Dawa pulled a white pair of knitted wool gloves from his bag and took some chemical hot packs from the cargo pocket of his bulky, insulated trousers. Tearing them open, he vigorously shook each one to bring it to life while Quinn released the boy’s arms from the inside of his suit. Together they both massaged the small hands some more before working the silk under-gloves and Dawa’s woolen gloves back over the stiff fingers.

Quinn took off his own heavier, thicker mittens and passed them to Dawa to drop the hot packs inside. As Quinn took the kid’s thinner mittens in exchange, Dawa put the Englishman’s onto the boy’s damaged hands. They both knew well that there was not enough oxygen up there to fully activate the heat pads. There would be even less within the confined space of the mittens, but maybe a little heat and the thicker insulation of Quinn’s gloves would reduce the severity of what was well on its way to being severe frostbite.

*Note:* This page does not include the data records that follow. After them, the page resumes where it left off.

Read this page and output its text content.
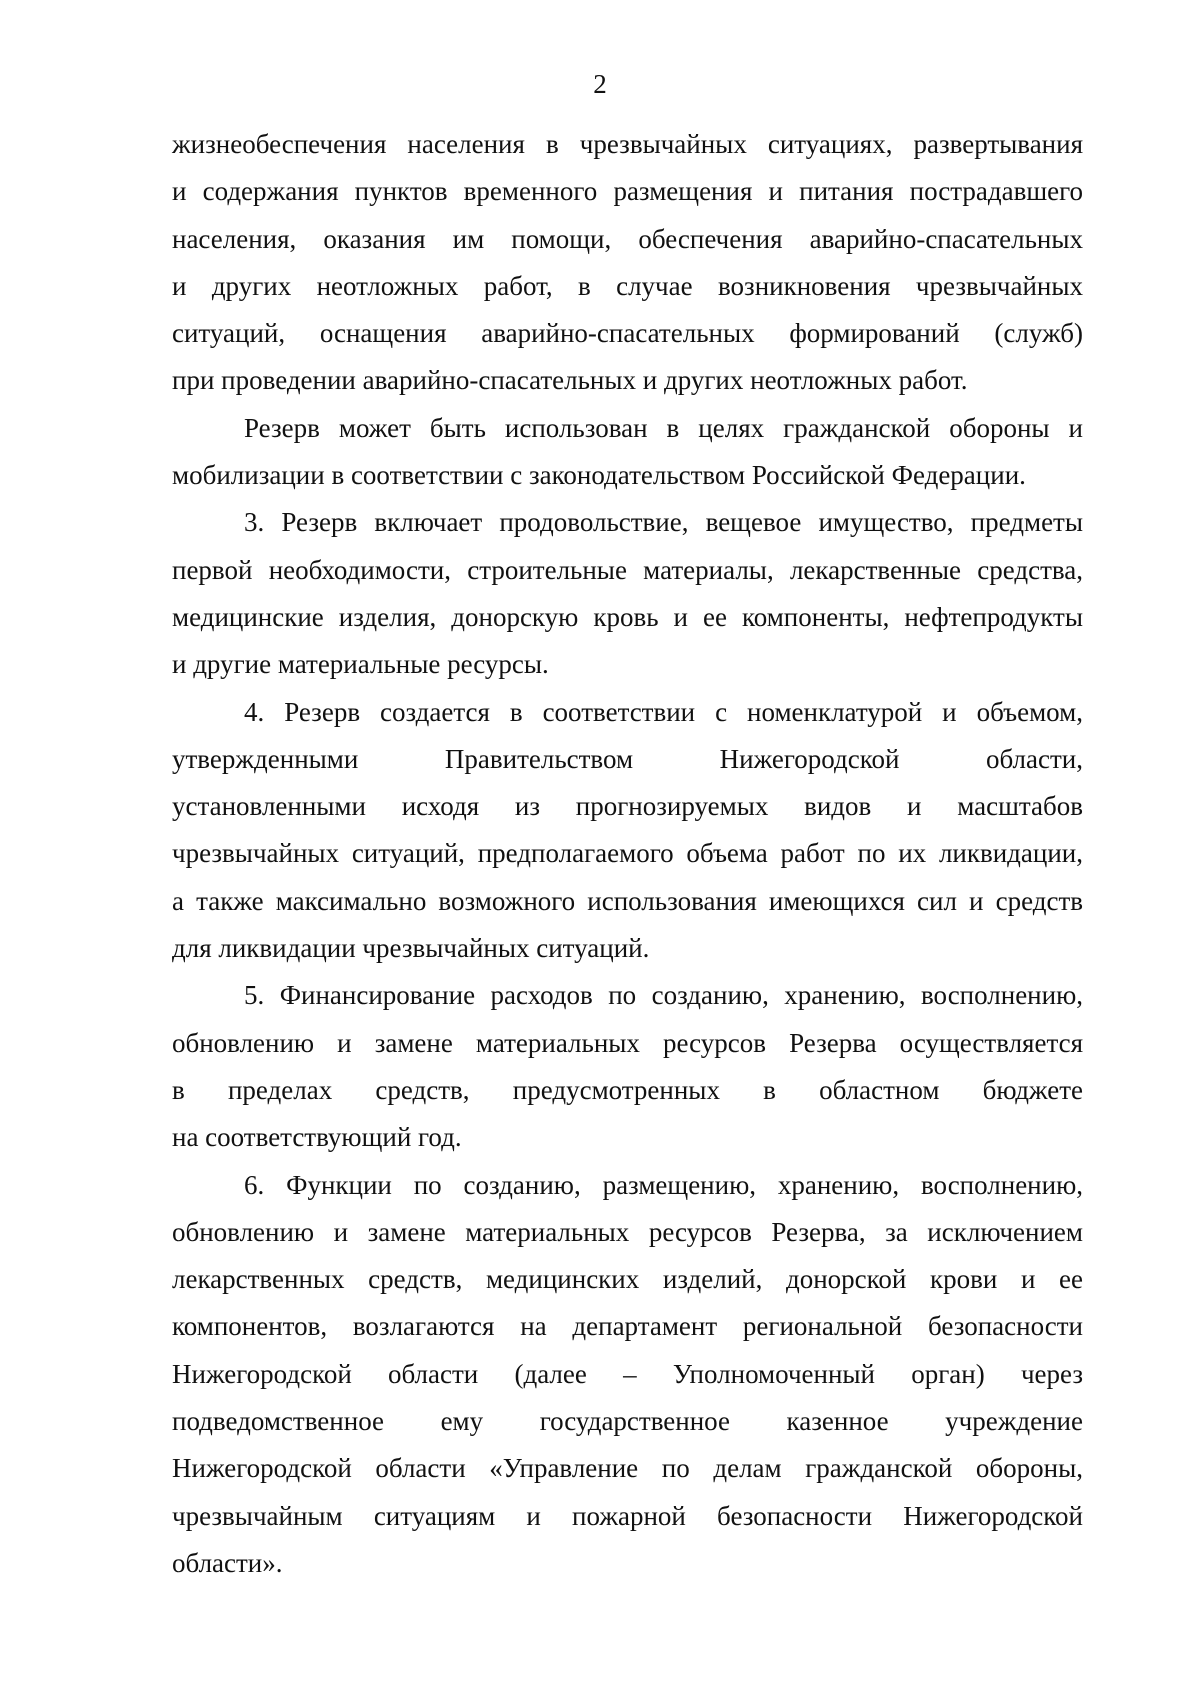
2
жизнеобеспечения населения в чрезвычайных ситуациях, развертывания
и содержания пунктов временного размещения и питания пострадавшего
населения, оказания им помощи, обеспечения аварийно-спасательных
и других неотложных работ, в случае возникновения чрезвычайных
ситуаций, оснащения аварийно-спасательных формирований (служб)
при проведении аварийно-спасательных и других неотложных работ.
Резерв может быть использован в целях гражданской обороны и
мобилизации в соответствии с законодательством Российской Федерации.
3. Резерв включает продовольствие, вещевое имущество, предметы
первой необходимости, строительные материалы, лекарственные средства,
медицинские изделия, донорскую кровь и ее компоненты, нефтепродукты
и другие материальные ресурсы.
4. Резерв создается в соответствии с номенклатурой и объемом,
утвержденными Правительством Нижегородской области,
установленными исходя из прогнозируемых видов и масштабов
чрезвычайных ситуаций, предполагаемого объема работ по их ликвидации,
а также максимально возможного использования имеющихся сил и средств
для ликвидации чрезвычайных ситуаций.
5. Финансирование расходов по созданию, хранению, восполнению,
обновлению и замене материальных ресурсов Резерва осуществляется
в пределах средств, предусмотренных в областном бюджете
на соответствующий год.
6. Функции по созданию, размещению, хранению, восполнению,
обновлению и замене материальных ресурсов Резерва, за исключением
лекарственных средств, медицинских изделий, донорской крови и ее
компонентов, возлагаются на департамент региональной безопасности
Нижегородской области (далее – Уполномоченный орган) через
подведомственное ему государственное казенное учреждение
Нижегородской области «Управление по делам гражданской обороны,
чрезвычайным ситуациям и пожарной безопасности Нижегородской
области».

Tate Junior started mumbling again, more urgently. As Quinn replaced the kid’s now-functioning oxygen mask and took back his own, the boy continued to try and force a word through his cracked and blistered lips.

“Pht … pht … pht …”

“Feet?” Quinn questioned.

“No. Pht …”

“What then?”

The word finally emerged.

“Photo.”

Quinn’s heart sank.

“Really? Just breathe the fucking Os, for Christ’s sake.” Quinn pushed the kid’s mask hard onto his nose and mouth, pulling the elastic straps as tight as possible to secure it, hoping that it might also have the effect of shutting him up.

As Dawa turned away to return to Pemba, Quinn shouted after him, “Dawa, get Mr. Yves and Lhakpa going down now. They got here a good time before us—too long on summit now. Down. Then you give more help to Pemba. Okay?”

The veteran Sherpa nodded as he slowly moved away.